The Total Life Enhancement Centre- Ghana (TOLEC GH), a health NGO, has called on government to help address mental health treatment gaps and psychological health delivery in the country.
Mr Peter Mintir Amadu, the Executive Director of the NGO, said neglecting the mental health situation in the country could affect the nation's progress and noted that only two per cent of the Ghanaian population was able to access mental health treatment and services.
Mr Amadu who is a Clinical Psychologist spoke in an interview with the Ghana News Agency at the Nurses Training School in Zuarungu in the Bolgatanga East District, where his outfit was present to create awareness on mental health among the student nurses and to introduce a peer counselor's concept in the school.
He said there was a mental health treatment deficit of 98 per cent and that indicated that people in such situations were not able to get support, which affected their productivity levels.
"We need a resourced health facility or a mental health corner not just for consultation, but a space provided with professionals where individuals can be observed and advised", he said.
He also called on government to recruit professionals to support in managing mental health in the country.
TOLEC GH. is an NGO that deals with psychological and mental health advocacy, supporting the general population especially the youth live healthier and productive life through awareness creation and linkage for psychological and counseling services among others.
Reverend Aaron Prosper Kuubagr, a psychologist and member of the Ghana Psychiatry Association, reiterated that the lack of full compliments of mental health services was detrimental to both affected individuals and the society.
Rev.
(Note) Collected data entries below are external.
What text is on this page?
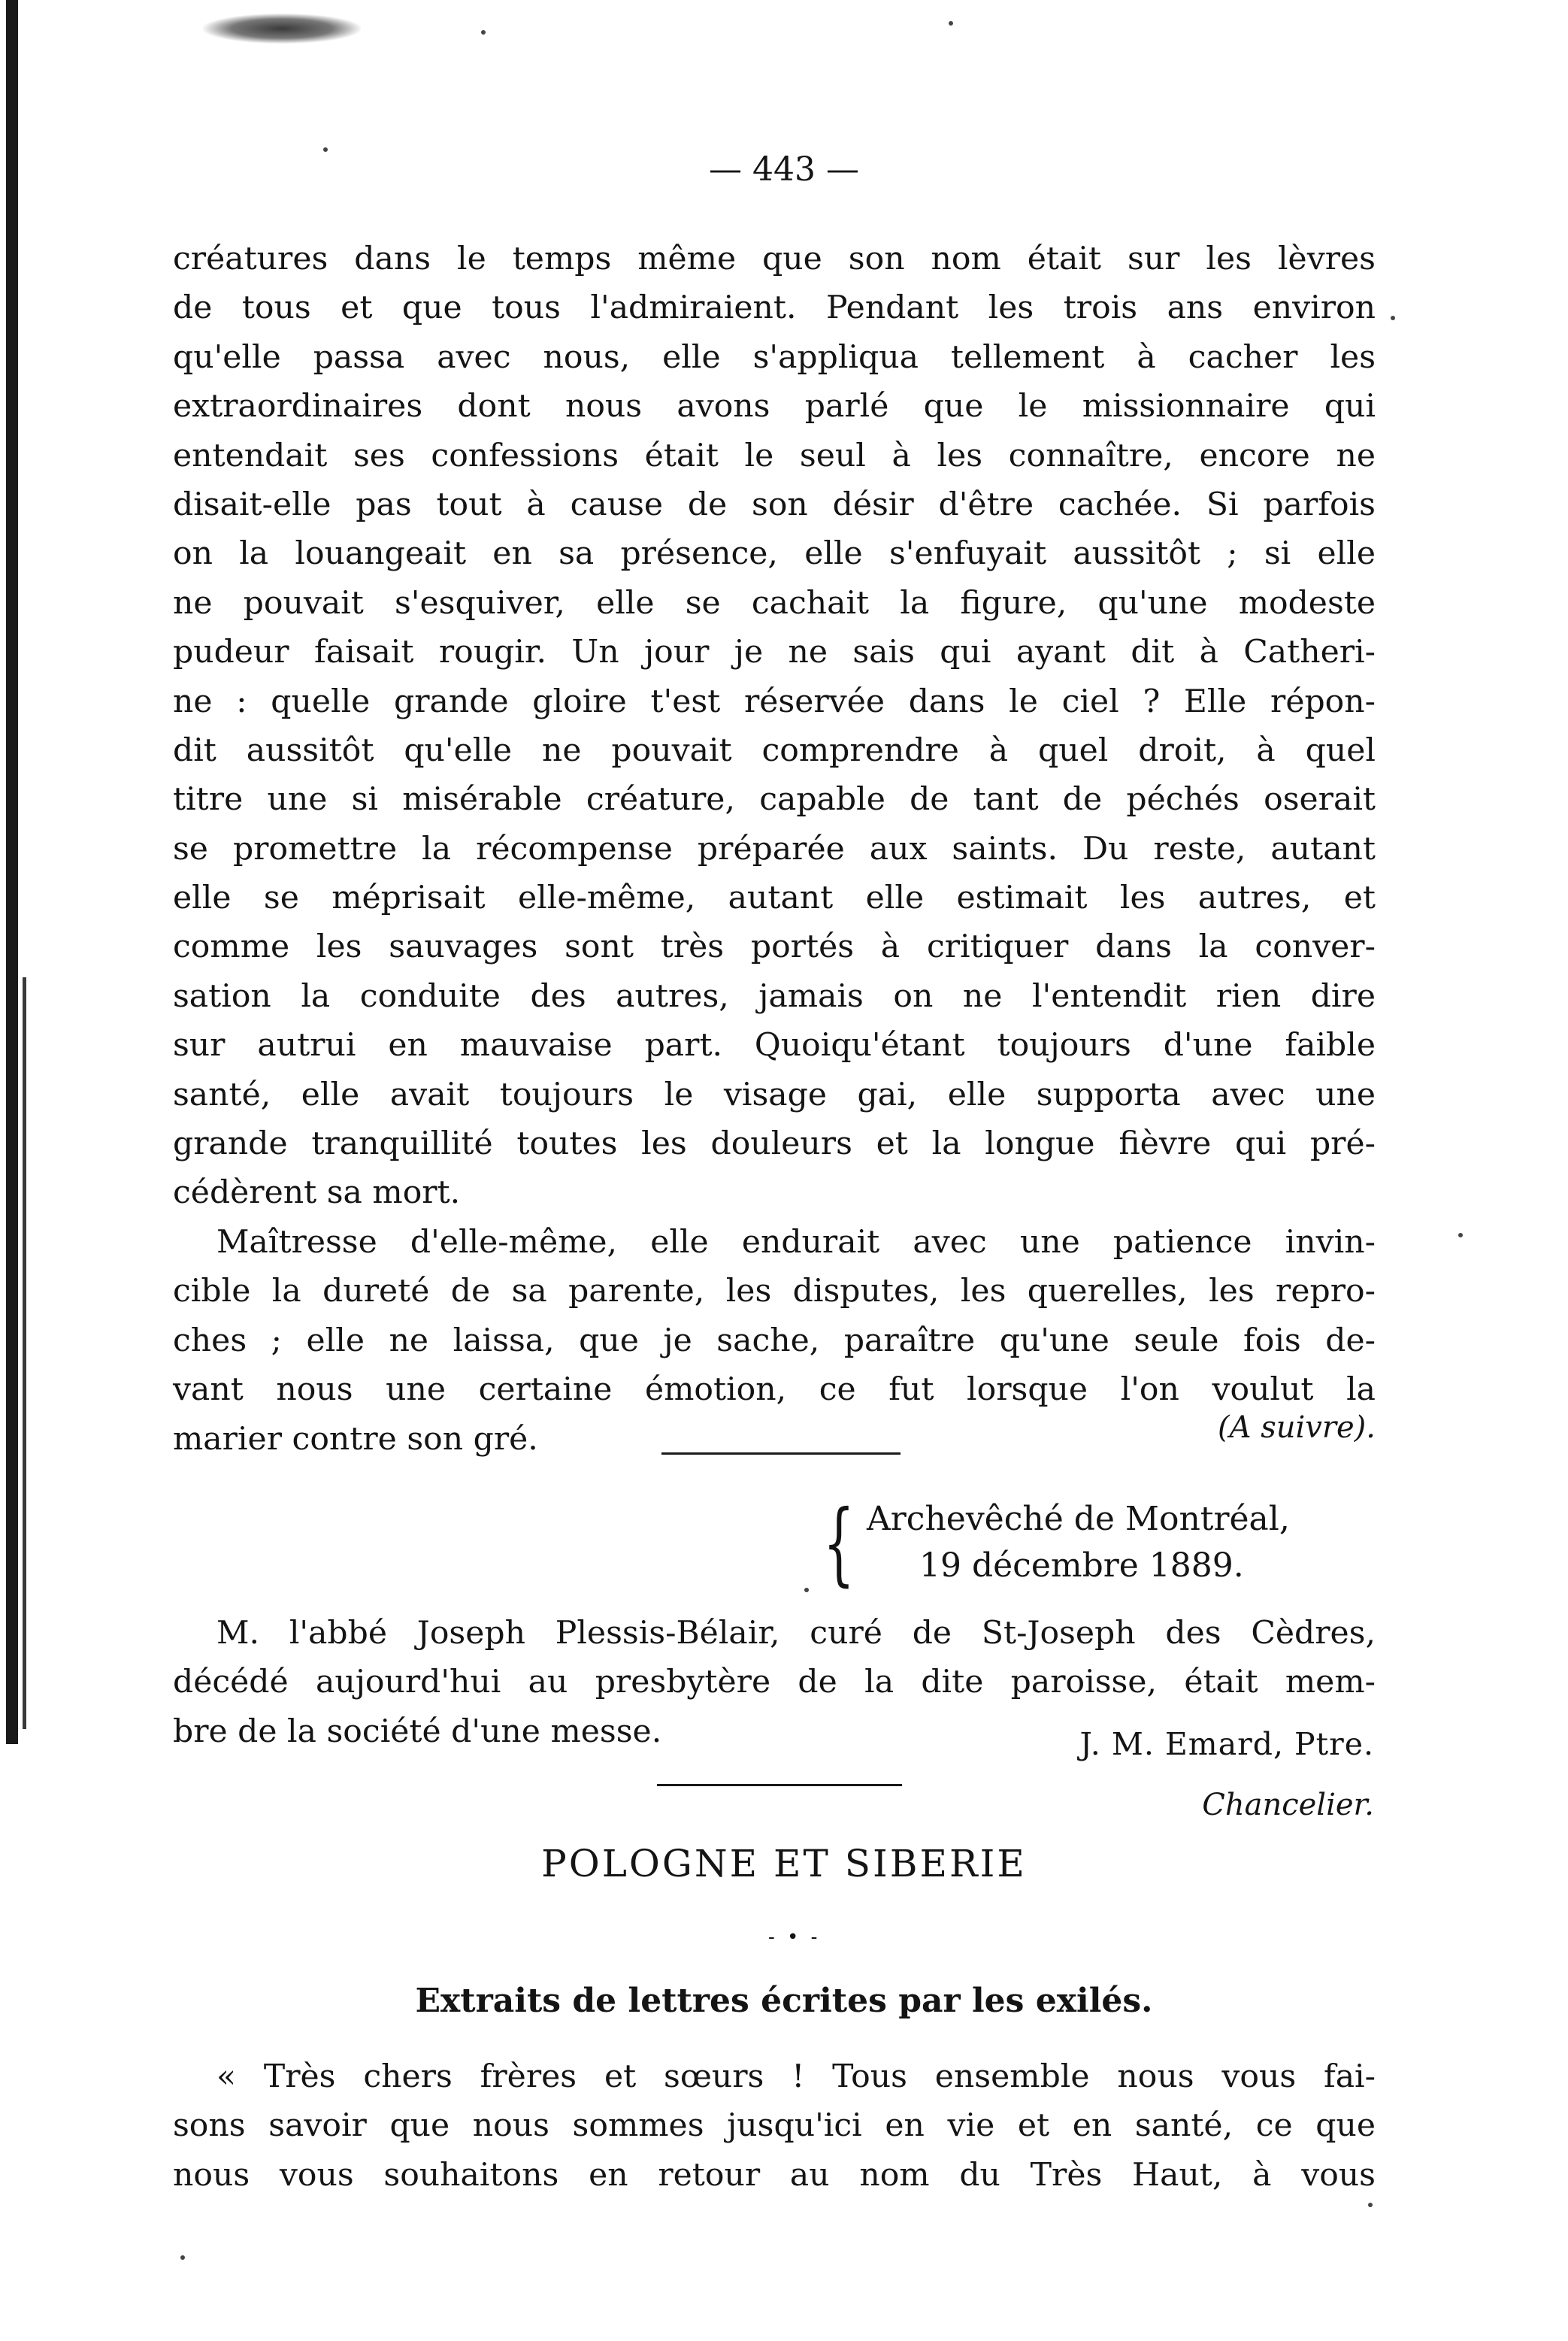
— 443 —
créatures dans le temps même que son nom était sur les lèvres
de tous et que tous l'admiraient. Pendant les trois ans environ
qu'elle passa avec nous, elle s'appliqua tellement à cacher les
extraordinaires dont nous avons parlé que le missionnaire qui
entendait ses confessions était le seul à les connaître, encore ne
disait-elle pas tout à cause de son désir d'être cachée. Si parfois
on la louangeait en sa présence, elle s'enfuyait aussitôt ; si elle
ne pouvait s'esquiver, elle se cachait la figure, qu'une modeste
pudeur faisait rougir. Un jour je ne sais qui ayant dit à Catheri-
ne : quelle grande gloire t'est réservée dans le ciel ? Elle répon-
dit aussitôt qu'elle ne pouvait comprendre à quel droit, à quel
titre une si misérable créature, capable de tant de péchés oserait
se promettre la récompense préparée aux saints. Du reste, autant
elle se méprisait elle-même, autant elle estimait les autres, et
comme les sauvages sont très portés à critiquer dans la conver-
sation la conduite des autres, jamais on ne l'entendit rien dire
sur autrui en mauvaise part. Quoiqu'étant toujours d'une faible
santé, elle avait toujours le visage gai, elle supporta avec une
grande tranquillité toutes les douleurs et la longue fièvre qui pré-
cédèrent sa mort.
Maîtresse d'elle-même, elle endurait avec une patience invin-
cible la dureté de sa parente, les disputes, les querelles, les repro-
ches ; elle ne laissa, que je sache, paraître qu'une seule fois de-
vant nous une certaine émotion, ce fut lorsque l'on voulut la
marier contre son gré.	(A suivre).
{ Archevêché de Montréal,
19 décembre 1889.
M. l'abbé Joseph Plessis-Bélair, curé de St-Joseph des Cèdres,
décédé aujourd'hui au presbytère de la dite paroisse, était mem-
bre de la société d'une messe.	J. M. Emard, Ptre.
Chancelier.
POLOGNE ET SIBERIE
- • -
Extraits de lettres écrites par les exilés.
« Très chers frères et sœurs ! Tous ensemble nous vous fai-
sons savoir que nous sommes jusqu'ici en vie et en santé, ce que
nous vous souhaitons en retour au nom du Très Haut, à vous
Kuubagr said there were only two psychologists in the five regions of the north and no psychiatrists serving in that part of the country.
He urged government to introduce psychiatry training as a full course in every nursing institution to enable student nurses to go for mental health training and management, so that health facilities in the country would have adequate numbers of psychiatry nurses.
He decried the inadequate budgetary allocation for mental health in the country and said most of the resources were channeled into other areas that did not serve the needs of mental health and therefore called for needed checks and balances on how funding was used for mental health.
He said many mental health patients were unable to pay for treatment and lack of drugs in some facilities deterred people in such situations to go for further medical attention because of cost of drugs.
"A session in a private entity cost GHC 150.00 and that also prevent people to go for treatment, however this could be subsidised in public facilities.
Mr Daniel Acquah, a mental health advocate, took the students through emotional management and how it was critical for the students to take their health serious.
Mr Michael Manlamia, the Principal of the Zuarungu NTC, commended TOLEG for organising the seminar and reiterated that mental health was relegated to the background and hoped that TOLEG GH would provide the roadmap for the peer counselors in the school.
He noted that the school also had a counseling unit headed by a psychiatric tutor, who could help in the new collaboration.